FMCG

Migrating data pipelines and database structures from Cloudera to GCP services for a global leader in Consumer-Packaged Goods industry

Client

Global FMCG / CPG Company

Date

Services

Data Migration

Technologies

Google Cloud Products: DataProc, BigQuery, Google Kubernetes Engine

Challenge

Multiple data sources contained various semi-structured data types and suffered from data quality problems. The goal was to enhance the cost efficiency of campaigns in linear TV planning and purchasing processes by constructing pipelines utilizing Kubeflow services. This approach aimed to streamline the overall system performance, enhance the reliability of data transformation, and optimize Python-based advertising procedures.

Our approach

The current data pipelines have been migrated to DataProc, GCS, and Composer. To enhance scalability, we have containerized the Python ad optimization code, enabling us to execute expandable tasks on Kubeflow hosted in GKE. By utilizing Kubeflow pipelines and node pools, we can efficiently manage job resources, taking into account the diverse hardware resource needs across different scenarios.
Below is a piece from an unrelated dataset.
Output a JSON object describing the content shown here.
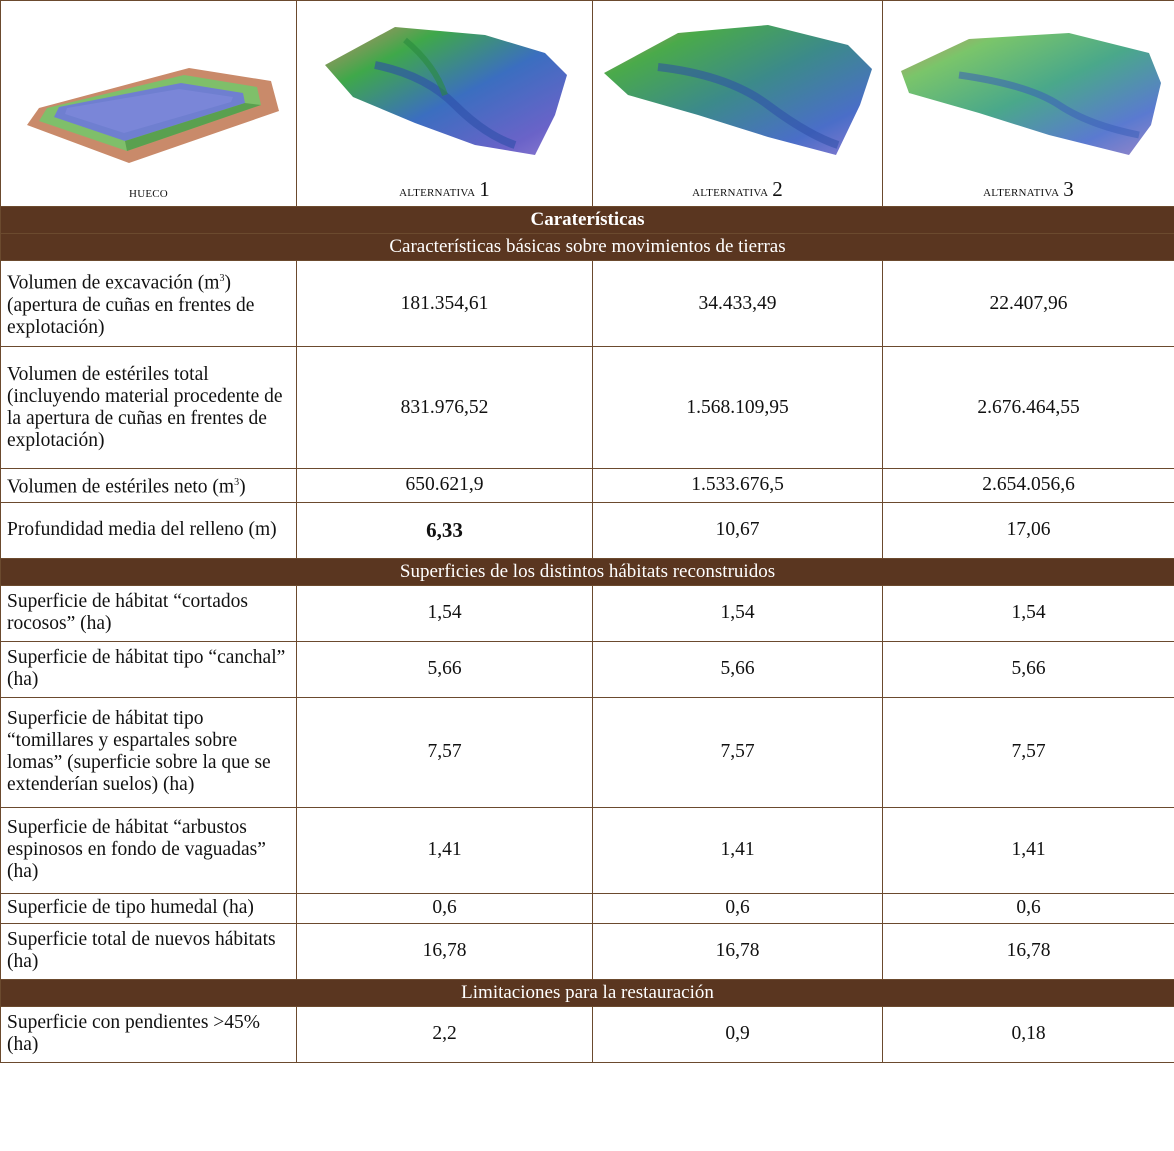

This approach allows us to optimize resource utilization and ensure a better fit for the specific workloads required.

The outcome

Cloudera data pipelines were successfully migrated to the GCP platform. The new data pipelines have been enhanced to ensure cost-effectiveness and ease of maintenance. Fast response times is guaranteed by utilizing the BigQuery cache. By leveraging GKE, Kubeflow, and Docker images, jobs can be executed on various code versions and hardware resources. The process of initiating optimization jobs has been streamlined through the utilization of Cloud Functions.